There was a small queue at the cashpoint, headed by a woman who didn’t know which way up her card went. The machine kept rejecting it. She’d look at it, and put it in the wrong way up again.

Dermot had long since got bored and gone into the amusement arcade by the time I got some money. I found him by the video games, which were at the back. There was a booth containing a middle-aged woman, who looked to be the same one that had been in the booth in Borth thirteen years earlier. There was a machine that gave change in exchange for coins and notes, except for all bank notes and most coins. Those it rejected.

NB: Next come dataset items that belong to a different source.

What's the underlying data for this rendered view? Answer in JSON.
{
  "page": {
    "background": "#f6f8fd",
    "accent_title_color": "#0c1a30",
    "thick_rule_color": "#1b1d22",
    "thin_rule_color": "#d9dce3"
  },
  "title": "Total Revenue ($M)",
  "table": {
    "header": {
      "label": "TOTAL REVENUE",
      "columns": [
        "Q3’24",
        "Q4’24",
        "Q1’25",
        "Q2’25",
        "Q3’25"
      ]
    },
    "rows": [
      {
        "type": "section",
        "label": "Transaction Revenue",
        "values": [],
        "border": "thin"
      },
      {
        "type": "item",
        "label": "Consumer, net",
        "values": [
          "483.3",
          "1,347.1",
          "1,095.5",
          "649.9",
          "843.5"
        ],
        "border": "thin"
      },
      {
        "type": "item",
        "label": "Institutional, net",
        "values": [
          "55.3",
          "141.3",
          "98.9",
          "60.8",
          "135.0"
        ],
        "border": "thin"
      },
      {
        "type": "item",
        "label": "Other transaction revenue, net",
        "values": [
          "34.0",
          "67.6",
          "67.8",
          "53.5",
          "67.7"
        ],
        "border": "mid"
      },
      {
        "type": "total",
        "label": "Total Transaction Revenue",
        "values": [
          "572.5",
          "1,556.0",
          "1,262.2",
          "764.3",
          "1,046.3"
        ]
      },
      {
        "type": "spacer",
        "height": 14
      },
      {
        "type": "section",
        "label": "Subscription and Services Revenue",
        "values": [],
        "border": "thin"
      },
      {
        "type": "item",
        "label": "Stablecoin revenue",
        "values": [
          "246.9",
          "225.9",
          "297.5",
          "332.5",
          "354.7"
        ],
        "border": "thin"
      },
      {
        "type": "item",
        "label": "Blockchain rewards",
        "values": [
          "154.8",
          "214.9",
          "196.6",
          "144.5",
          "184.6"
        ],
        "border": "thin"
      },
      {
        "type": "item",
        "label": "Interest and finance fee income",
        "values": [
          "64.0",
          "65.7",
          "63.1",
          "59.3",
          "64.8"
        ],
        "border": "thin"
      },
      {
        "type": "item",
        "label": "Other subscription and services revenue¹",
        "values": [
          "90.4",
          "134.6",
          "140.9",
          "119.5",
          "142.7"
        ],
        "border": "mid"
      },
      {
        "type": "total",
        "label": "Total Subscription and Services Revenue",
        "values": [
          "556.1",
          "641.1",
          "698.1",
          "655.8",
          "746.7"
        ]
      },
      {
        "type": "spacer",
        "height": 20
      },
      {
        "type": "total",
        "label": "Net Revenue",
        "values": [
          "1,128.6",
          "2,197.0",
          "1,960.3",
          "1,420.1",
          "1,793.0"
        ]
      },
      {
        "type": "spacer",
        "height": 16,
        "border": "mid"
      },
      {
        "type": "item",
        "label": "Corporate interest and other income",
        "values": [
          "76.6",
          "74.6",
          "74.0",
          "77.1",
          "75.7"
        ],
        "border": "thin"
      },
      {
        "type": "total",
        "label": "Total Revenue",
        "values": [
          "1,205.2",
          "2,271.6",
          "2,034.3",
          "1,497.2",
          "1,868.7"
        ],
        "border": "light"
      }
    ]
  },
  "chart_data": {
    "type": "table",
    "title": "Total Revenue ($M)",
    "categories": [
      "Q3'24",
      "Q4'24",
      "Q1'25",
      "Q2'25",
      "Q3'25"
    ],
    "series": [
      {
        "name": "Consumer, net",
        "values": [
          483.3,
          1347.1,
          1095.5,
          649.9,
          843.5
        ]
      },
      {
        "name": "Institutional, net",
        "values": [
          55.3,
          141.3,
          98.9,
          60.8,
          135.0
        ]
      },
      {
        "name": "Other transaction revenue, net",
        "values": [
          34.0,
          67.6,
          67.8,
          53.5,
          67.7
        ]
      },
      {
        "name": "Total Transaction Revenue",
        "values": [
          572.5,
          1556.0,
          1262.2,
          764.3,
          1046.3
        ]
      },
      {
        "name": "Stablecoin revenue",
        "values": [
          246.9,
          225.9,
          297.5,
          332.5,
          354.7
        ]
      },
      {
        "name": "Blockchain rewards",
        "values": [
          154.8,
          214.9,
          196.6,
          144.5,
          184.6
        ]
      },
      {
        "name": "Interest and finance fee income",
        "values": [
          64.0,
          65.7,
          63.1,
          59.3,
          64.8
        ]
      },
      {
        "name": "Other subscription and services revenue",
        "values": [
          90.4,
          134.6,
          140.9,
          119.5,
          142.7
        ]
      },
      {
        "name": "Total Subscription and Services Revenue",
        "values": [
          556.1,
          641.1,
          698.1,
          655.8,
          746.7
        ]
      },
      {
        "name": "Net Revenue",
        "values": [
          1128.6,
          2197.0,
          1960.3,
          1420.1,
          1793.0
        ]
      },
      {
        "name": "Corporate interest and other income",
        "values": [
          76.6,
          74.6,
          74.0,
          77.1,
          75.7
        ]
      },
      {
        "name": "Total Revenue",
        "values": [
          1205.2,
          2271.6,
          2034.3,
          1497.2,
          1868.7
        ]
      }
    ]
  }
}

There were rows of fruit machines, now mostly in software. One or two still only cost five pence a play and paid out in pocket money. Most took twenty pence pieces and had alleged jackpots around the fifteen pound mark. A handful of young men walked around the machines, clocking the reels, shaking handfuls of loose change. There were small tinfoil ashtrays resting on every level surface.

The video games were much larger than they used to be. They had appendages: steering wheels, guns, skis, periscopes.

You didn’t have to go out to play video games any more. You could play them at home. Video games had to do more work to get any attention at all, like old pop stars. Hence the guns and steering wheels.

‘Check them out,’ said Dermot. ‘See why they’re called Space Invaders? Because they’re taking up half the fucking space. Give it another six years and these fuckers will be playing each other.’

He picked on the machine with the largest gun.

‘Stick a couple of quid in then,’ he said. ‘Let’s mow down a few innocent bystanders.’